C'est à huit heures quarante que j'appelle Copilote pour le réveiller comme prévu à sept heures trente.
"Tain désolée, j'ai complètement zappé que je devais te réveiller.
-Pas grave, j'avais réussi à régler mon téléphone. Et là, j'attends le taxi.
-Fait beau?
-Non, fait gris, mais on m'a dit hier qu'ici, il fait toujours gris, et que le soleil, il est par-dessus la pollution.
-Ici, il fait gris, mais c'est normal, le soleil et il est par-dessus la pluie.
-T'as bien dormi?
-Non, et j'ai payé un petit déj' merdique et là, je vais m'enquiller le taxi aussi. Et toi?
-Plus ou moins.
-Bon allez, le taxi est là, je t'appelle quand j'arrive à la gare ce soir. Tu me manques.
-Pareil, à ce soir. On a cent dix-neuf Euros de crédit d'impôts.
-Cool, au moins une bonne nouvelle. Je t'aime.
-Pareil, à ce soir."
C'est à l'heure prévue de son arrivée à la gare et donc à une heure de son retour à la maison en tant que chef de famille que Copilote ne m'appelle pas comme convenu.
Je présume qu'impatient de me retrouver, il a récupéré sa voiture de location et a pris l'autoroute, en chantant des chansons d'amour gai, vérifiant de temps en temps la fraîcheur de ses aisselles
ou testant son haleine mentholée contre sa main en changeant de vitesse.
Quant à moi, je tente d'anesthésier ma langueur en pliant et dépliant mes piles de linge, allant même jusqu'à déplacer Cariolette devant la maison, de façon à éviter le reproche de trop la coller à
Troicencette, que j'avais pris soin de garer derrière la maison pour que Copilote perclu de fatigue, n'ait pas à trop marcher pour arriver sur le perron et m'y étreindre tendrement et
passionnément.
Lorsque j'entends les roues louées crisser sur le gravier de l'entrée, je me précipite sur la terrasse, à l'abri de l'averse qui était en train de s'abattre sur nous.

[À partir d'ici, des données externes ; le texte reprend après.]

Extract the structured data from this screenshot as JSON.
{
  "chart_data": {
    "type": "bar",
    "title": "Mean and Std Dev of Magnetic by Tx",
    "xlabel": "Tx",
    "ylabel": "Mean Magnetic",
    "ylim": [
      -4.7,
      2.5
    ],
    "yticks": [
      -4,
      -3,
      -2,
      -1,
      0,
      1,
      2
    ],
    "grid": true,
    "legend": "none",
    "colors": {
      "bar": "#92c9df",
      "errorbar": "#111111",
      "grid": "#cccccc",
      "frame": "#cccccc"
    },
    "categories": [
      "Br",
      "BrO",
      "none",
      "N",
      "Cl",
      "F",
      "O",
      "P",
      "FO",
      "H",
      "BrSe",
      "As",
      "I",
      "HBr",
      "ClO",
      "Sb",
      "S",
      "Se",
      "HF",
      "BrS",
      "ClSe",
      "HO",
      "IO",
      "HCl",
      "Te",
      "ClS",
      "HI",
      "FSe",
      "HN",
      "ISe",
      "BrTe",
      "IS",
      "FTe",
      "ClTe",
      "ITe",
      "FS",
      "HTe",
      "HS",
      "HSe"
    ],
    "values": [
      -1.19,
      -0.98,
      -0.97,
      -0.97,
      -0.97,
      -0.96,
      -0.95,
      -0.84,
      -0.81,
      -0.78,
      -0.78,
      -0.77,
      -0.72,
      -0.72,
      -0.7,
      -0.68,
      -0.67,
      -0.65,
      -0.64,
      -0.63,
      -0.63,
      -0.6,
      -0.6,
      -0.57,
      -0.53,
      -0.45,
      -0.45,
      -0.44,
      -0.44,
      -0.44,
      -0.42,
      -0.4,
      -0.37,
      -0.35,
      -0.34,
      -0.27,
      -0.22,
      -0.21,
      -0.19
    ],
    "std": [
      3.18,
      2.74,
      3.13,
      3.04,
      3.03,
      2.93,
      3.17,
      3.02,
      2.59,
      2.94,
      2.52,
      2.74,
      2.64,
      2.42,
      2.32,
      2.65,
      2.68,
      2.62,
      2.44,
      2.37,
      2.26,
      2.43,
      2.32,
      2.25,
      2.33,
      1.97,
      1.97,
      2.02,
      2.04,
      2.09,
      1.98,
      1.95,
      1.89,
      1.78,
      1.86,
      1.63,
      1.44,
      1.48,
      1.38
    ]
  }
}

Enfin, je le vois s'avancer vers moi, son sac sur le dos et un papier dans la main.
Il me passe devant, et déplace soudain l'air frais du début de la nuit.
"Ebé putain, super la formation.
-...Toi aussi tu m'as manqué, tu sens bon, oui, ça va, j'ai réussi à tout faire, me tardait de te voir, j'ai préparé le café, je savais que ça te ferait plaisir de me revoir.
-J'ai avancé tous les frais. Et arrivé à la gare, j'ai eu la super surprise de trouver une prune sur le pare-brise et de voir le pare-chocs défoncé. Cent trente-cinq Euros. J'ai tout gagné.
-C'est vrai que tu m'avais dit que tu t'étais garé un peu à la bourre.
-Et j'ai pas vu que je m'étais foutu sur un emplacement réservé. Comme un con, j'ai préféré ne pas rater le train.
- Vois le bon côté des choses, tu sais systématiser les ventes associées au moins.
-Je suis nase, je vais me coucher.
-Le vent est frais ce soir, tu trouves pas?
-Oui, et il coûte cher."
J'ai bien fait de ne pas en vouloir à l'homme qui manque à ma vie dès lors que je le quitte des yeux plus de huit heures.
Le lendemain soir, j'ai eu droit aux excuses légitimes en vigueur avec l'infraction commise la veille.
J'ai décidé de ne pas lui retirer des points sur son permis de m'aimer, j'ai estimé en mon âme et conscience que son stationnement n'était pas gênant.